Firstly there is no evidence to link women’s career progression with confidence levels; in fact, recent research found the exact opposite. That even when women demonstrated the same amount of confidence as their male counterparts, they were still less likely to receive the same rewards.
The second reason is much more critical. I don’t think women are under-confident. I believe that men are over-confident.
Let me say that again for those at the back.
Women are usually adequately confident, but men are usually overconfident.
Of course, it’s a sliding scale, but in the main, men are more often socialised to be more confident than women. Even if they do not have adequate proof to back that confidence up. Again, don’t go trusting my word on this. Have a look at the research.
There’s a great training exercise that I’ve been running for a few years, which helps to determine your confidence levels; you can find it in the fantastic book How to measure anything by Douglas Hubbard. When I’ve delivered this exercise, Women nearly always score bang on the money, whereas men almost always vastly overestimate their ability and are frequently incredibly bemused that they were not 100% right.

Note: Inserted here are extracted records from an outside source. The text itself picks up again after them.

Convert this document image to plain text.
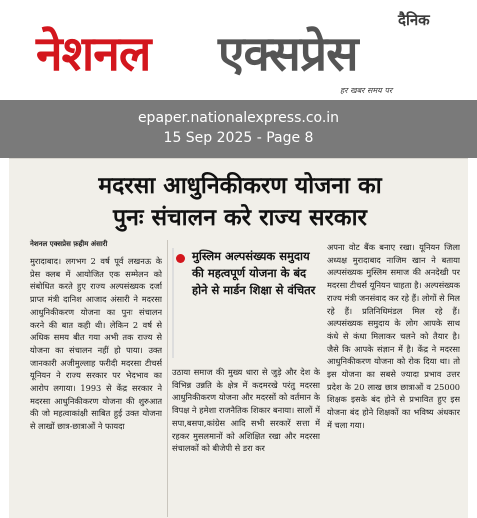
नेशनल एक्सप्रेस
दैनिक
हर खबर समय पर
epaper.nationalexpress.co.in
15 Sep 2025 - Page 8
मदरसा आधुनिकीकरण योजना का
पुनः संचालन करे राज्य सरकार
नेशनल एक्सप्रेस फ़हीम अंसारी
मुरादाबाद। लगभग 2 वर्ष पूर्व लखनऊ के प्रेस क्लब में आयोजित एक सम्मेलन को संबोधित करते हुए राज्य अल्पसंख्यक दर्जा प्राप्त मंत्री दानिश आजाद अंसारी ने मदरसा आधुनिकीकरण योजना का पुनः संचालन करने की बात कही थी। लेकिन 2 वर्ष से अधिक समय बीत गया अभी तक राज्य से योजना का संचालन नहीं हो पाया। उक्त जानकारी अजीमुल्लाह फरीदी मदरसा टीचर्स यूनियन ने राज्य सरकार पर भेदभाव का आरोप लगाया। 1993 से केंद्र सरकार ने मदरसा आधुनिकीकरण योजना की शुरुआत की जो महत्वाकांक्षी साबित हुई उक्त योजना से लाखों छात्र-छात्राओं ने फायदा
मुस्लिम अल्पसंख्यक समुदाय की महत्वपूर्ण योजना के बंद होने से मार्डन शिक्षा से वंचितर
उठाया समाज की मुख्य धारा से जुड़े और देश के विभिन्न उन्नति के क्षेत्र में कदमरखे परंतु मदरसा आधुनिकीकरण योजना और मदरसों को वर्तमान के विपक्ष ने हमेशा राजनैतिक शिकार बनाया। सालों में सपा,बसपा,कांग्रेस आदि सभी सरकारें सत्ता में रहकर मुसलमानों को अशिक्षित रखा और मदरसा संचालकों को बीजेपी से डरा कर
अपना वोट बैंक बनाए रखा। यूनियन जिला अध्यक्ष मुरादाबाद नाजिम खान ने बताया अल्पसंख्यक मुस्लिम समाज की अनदेखी पर मदरसा टीचर्स यूनियन चाहता है। अल्पसंख्यक राज्य मंत्री जनसंवाद कर रहे हैं। लोगों से मिल रहे हैं। प्रतिनिधिमंडल मिल रहे हैं। अल्पसंख्यक समुदाय के लोग आपके साथ कंधे से कंधा मिलाकर चलने को तैयार है। जैसे कि आपके संज्ञान में है। केंद्र ने मदरसा आधुनिकीकरण योजना को रोक दिया था। तो इस योजना का सबसे ज्यादा प्रभाव उत्तर प्रदेश के 20 लाख छात्र छात्राओं व 25000 शिक्षक इसके बंद होने से प्रभावित हुए इस योजना बंद होने शिक्षकों का भविष्य अंधकार में चला गया।
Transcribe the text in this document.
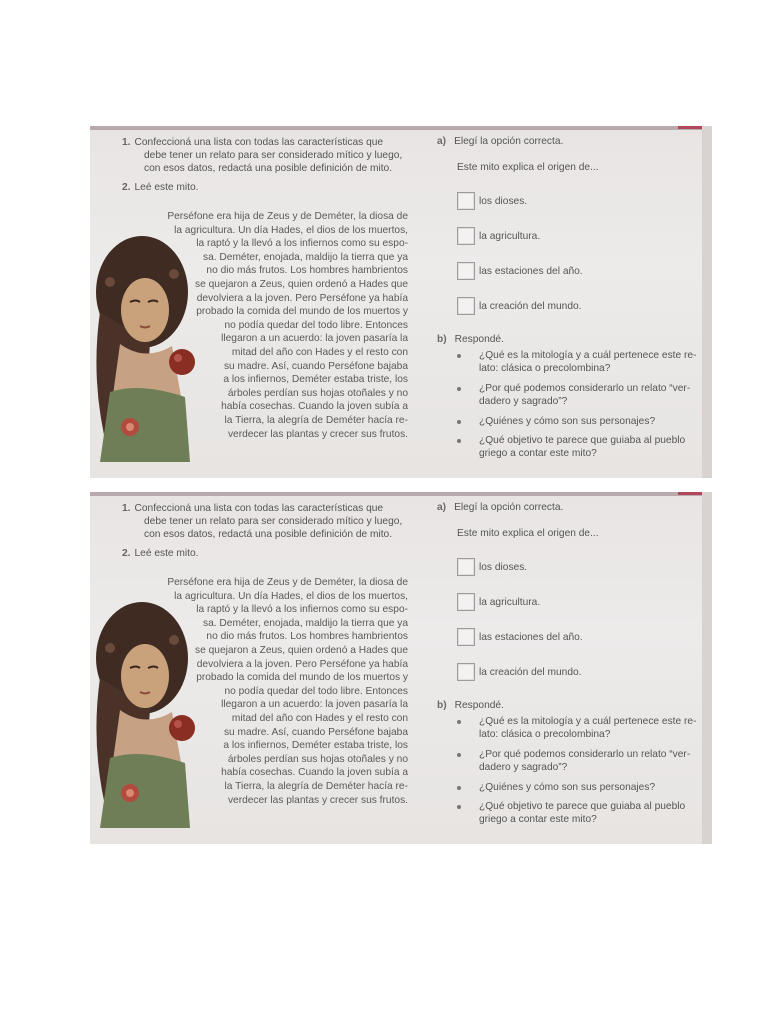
1. Confeccioná una lista con todas las características que
debe tener un relato para ser considerado mítico y luego,
con esos datos, redactá una posible definición de mito.
2. Leé este mito.
Perséfone era hija de Zeus y de Deméter, la diosa de
la agricultura. Un día Hades, el dios de los muertos,
la raptó y la llevó a los infiernos como su espo-
sa. Deméter, enojada, maldijo la tierra que ya
no dio más frutos. Los hombres hambrientos
se quejaron a Zeus, quien ordenó a Hades que
devolviera a la joven. Pero Perséfone ya había
probado la comida del mundo de los muertos y
no podía quedar del todo libre. Entonces
llegaron a un acuerdo: la joven pasaría la
mitad del año con Hades y el resto con
su madre. Así, cuando Perséfone bajaba
a los infiernos, Deméter estaba triste, los
árboles perdían sus hojas otoñales y no
había cosechas. Cuando la joven subía a
la Tierra, la alegría de Deméter hacía re-
verdecer las plantas y crecer sus frutos.
a) Elegí la opción correcta.
Este mito explica el origen de...
los dioses.
la agricultura.
las estaciones del año.
la creación del mundo.
b) Respondé.
¿Qué es la mitología y a cuál pertenece este re-
lato: clásica o precolombina?
¿Por qué podemos considerarlo un relato “ver-
dadero y sagrado”?
¿Quiénes y cómo son sus personajes?
¿Qué objetivo te parece que guiaba al pueblo
griego a contar este mito?
1. Confeccioná una lista con todas las características que
debe tener un relato para ser considerado mítico y luego,
con esos datos, redactá una posible definición de mito.
2. Leé este mito.
Perséfone era hija de Zeus y de Deméter, la diosa de
la agricultura. Un día Hades, el dios de los muertos,
la raptó y la llevó a los infiernos como su espo-
sa. Deméter, enojada, maldijo la tierra que ya
no dio más frutos. Los hombres hambrientos
se quejaron a Zeus, quien ordenó a Hades que
devolviera a la joven. Pero Perséfone ya había
probado la comida del mundo de los muertos y
no podía quedar del todo libre. Entonces
llegaron a un acuerdo: la joven pasaría la
mitad del año con Hades y el resto con
su madre. Así, cuando Perséfone bajaba
a los infiernos, Deméter estaba triste, los
árboles perdían sus hojas otoñales y no
había cosechas. Cuando la joven subía a
la Tierra, la alegría de Deméter hacía re-
verdecer las plantas y crecer sus frutos.
a) Elegí la opción correcta.
Este mito explica el origen de...
los dioses.
la agricultura.
las estaciones del año.
la creación del mundo.
b) Respondé.
¿Qué es la mitología y a cuál pertenece este re-
lato: clásica o precolombina?
¿Por qué podemos considerarlo un relato “ver-
dadero y sagrado”?
¿Quiénes y cómo son sus personajes?
¿Qué objetivo te parece que guiaba al pueblo
griego a contar este mito?
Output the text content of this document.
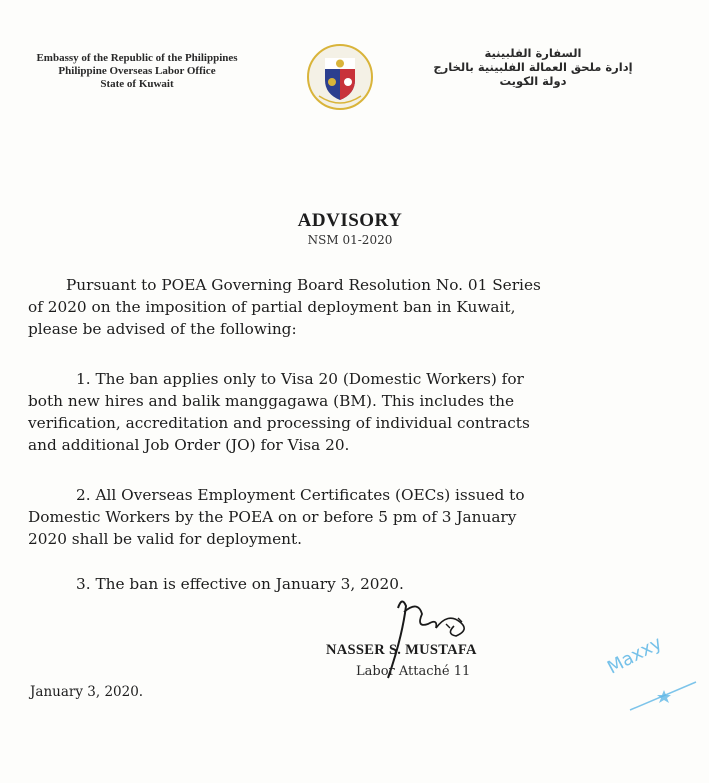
Embassy of the Republic of the Philippines
Philippine Overseas Labor Office
State of Kuwait
السفارة الفلبينية
إدارة ملحق العمالة الفلبينية بالخارج
دولة الكويت
ADVISORY
NSM 01-2020
Pursuant to POEA Governing Board Resolution No. 01 Series
of 2020 on the imposition of partial deployment ban in Kuwait,
please be advised of the following:
1. The ban applies only to Visa 20 (Domestic Workers) for
both new hires and balik manggagawa (BM). This includes the
verification, accreditation and processing of individual contracts
and additional Job Order (JO) for Visa 20.
2. All Overseas Employment Certificates (OECs) issued to
Domestic Workers by the POEA on or before 5 pm of 3 January
2020 shall be valid for deployment.
3. The ban is effective on January 3, 2020.
NASSER S. MUSTAFA
Labor Attaché 11
January 3, 2020.
Maxxy
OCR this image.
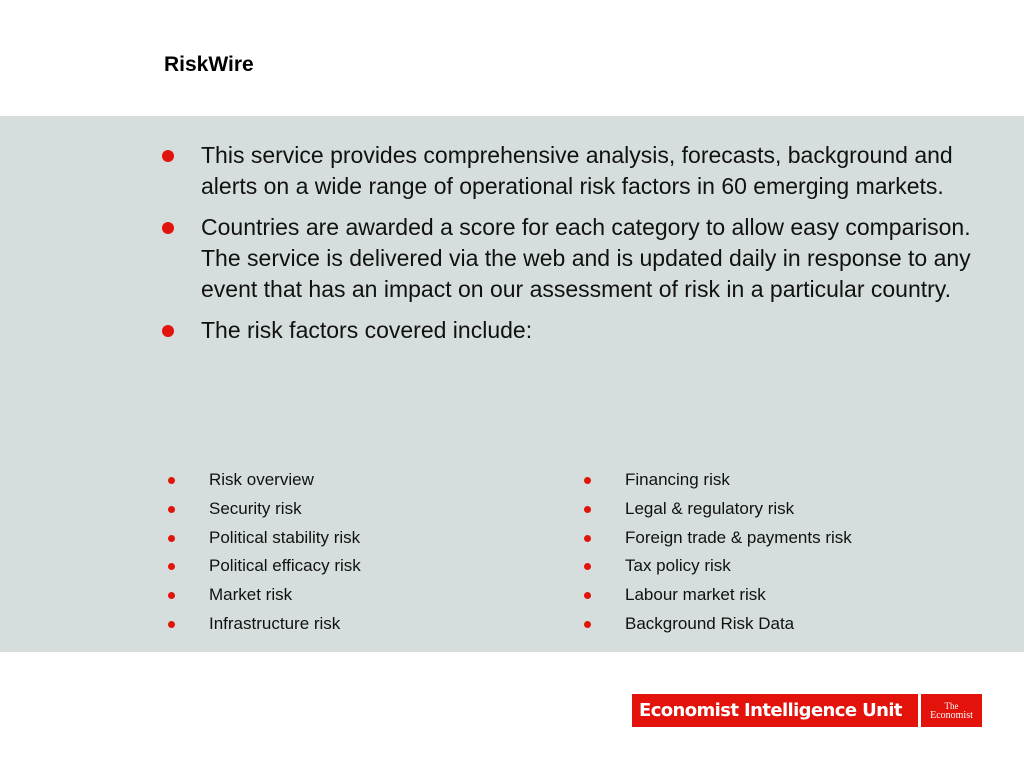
RiskWire
This service provides comprehensive analysis, forecasts, background and alerts on a wide range of operational risk factors in 60 emerging markets.
Countries are awarded a score for each category to allow easy comparison. The service is delivered via the web and is updated daily in response to any event that has an impact on our assessment of risk in a particular country.
The risk factors covered include:
Risk overview
Security risk
Political stability risk
Political efficacy risk
Market risk
Infrastructure risk
Financing risk
Legal & regulatory risk
Foreign trade & payments risk
Tax policy risk
Labour market risk
Background Risk Data
Economist Intelligence Unit	The
Economist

Overconfidence is a big problem for business. If a large proportion of your staff are overconfident in their estimations, not only will they be getting a lot of things wrong, they will likely be shutting down people who have the right answers — creating a culture of he who shouts loudest wins along the way.
The good news is you can “re-calibrate your confidence”, research has shown that by undertaking a few simple exercises a week, you can improve your ability to make accurate estimates. The problem is, its hard to convince overconfident people that they might need to improve.
If organisations stopped viewing women’s confidence as a problem and instead turned their attention to my men’s overconfidence, the impact on organisations would be phenomenal.
The question is, has anyone got the confidence to try it?